Serena Joy Waterford é uma das principais antagonistas de ‘O Conto da Aia’, uma das arquitetas do regime distópico de Gilead que escraviza mulheres. Apesar de sua frieza, a série revela suas complexas camadas, incluindo suas dores, ambições e momentos de vulnerabilidade.
Qual foi o desfecho de Serena Joy na série ‘O Conto da Aia’?
No final de ‘O Conto da Aia’, Serena Joy e seu bebê, Noah, acabam em um campo de refugiados, despojados de poder e luxo. Essa situação de vulnerabilidade extrema a força a encarar as consequências de suas escolhas, vivendo com a culpa de seus atos.
O criador da série, Bruce Miller, tinha outro plano para Serena Joy?
Sim, Bruce Miller, criador de ‘O Conto da Aia’, originalmente planejava matar Serena Joy no início da sexta temporada.

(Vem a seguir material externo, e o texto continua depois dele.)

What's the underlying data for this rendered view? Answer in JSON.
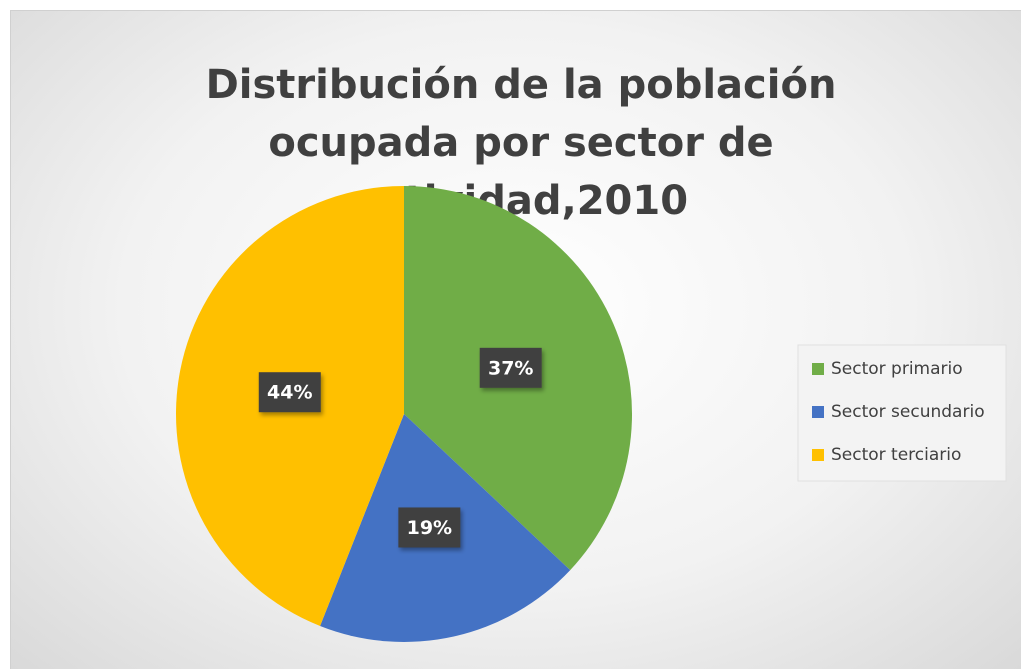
{
  "chart_data": {
    "type": "pie",
    "title": "Distribución de la población ocupada por sector de actividad,2010",
    "categories": [
      "Sector primario",
      "Sector secundario",
      "Sector terciario"
    ],
    "values": [
      37,
      19,
      44
    ],
    "value_labels": [
      "37%",
      "19%",
      "44%"
    ],
    "colors": [
      "#70ad47",
      "#4472c4",
      "#ffc000"
    ],
    "legend": "right"
  }
}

Ele imaginava que ela e seu bebê morreriam anonimamente após serem empurrados de um trem de refugiados, um “fim justo” para ele.
Elisabeth Moss teve influência no final de Serena Joy?

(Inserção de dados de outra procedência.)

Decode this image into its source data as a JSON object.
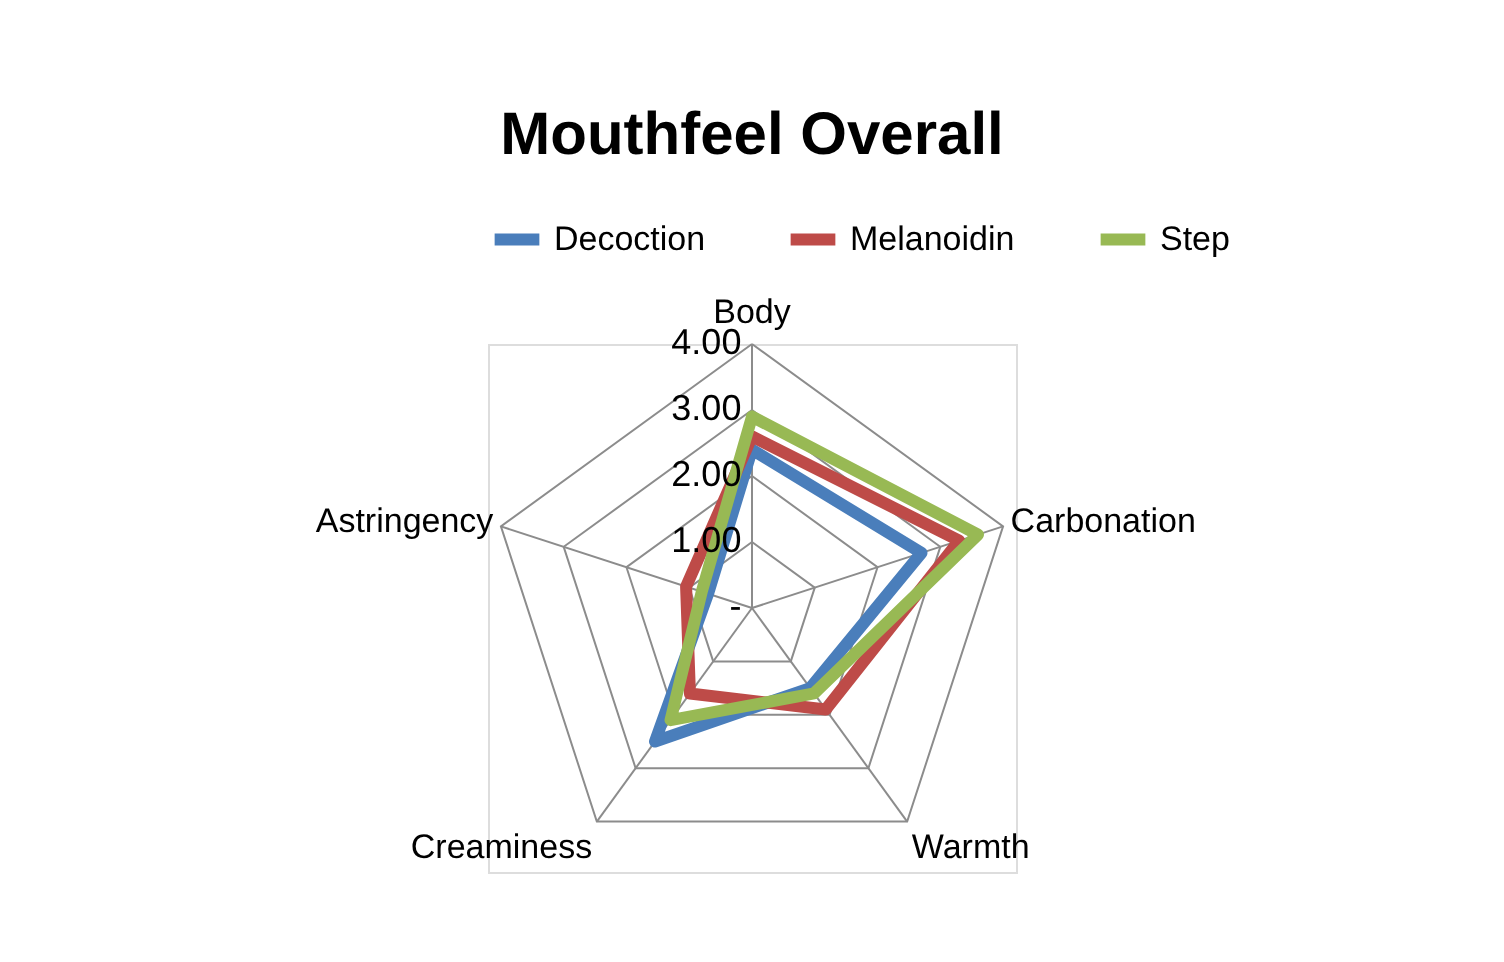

Sim, Elisabeth Moss, atriz que interpreta June Osborne e dirigiu o final da série, foi uma voz crucial. Ela defendeu a sobrevivência de Serena, argumentando que a personagem, e seu filho, mereciam continuar sua jornada, mesmo que fosse uma jornada de culpa e consequências.
Por que o desfecho escolhido para Serena Joy foi considerado um acerto narrativo?
O final escolhido é visto como um acerto porque evita a repetição de mortes violentas (como a de Fred Waterford), permite o desenvolvimento do arco de “redenção” da personagem e, principalmente, impõe a Serena um castigo psicológico mais profundo: viver com a culpa e as consequências de seus atos, sem a fuga da morte.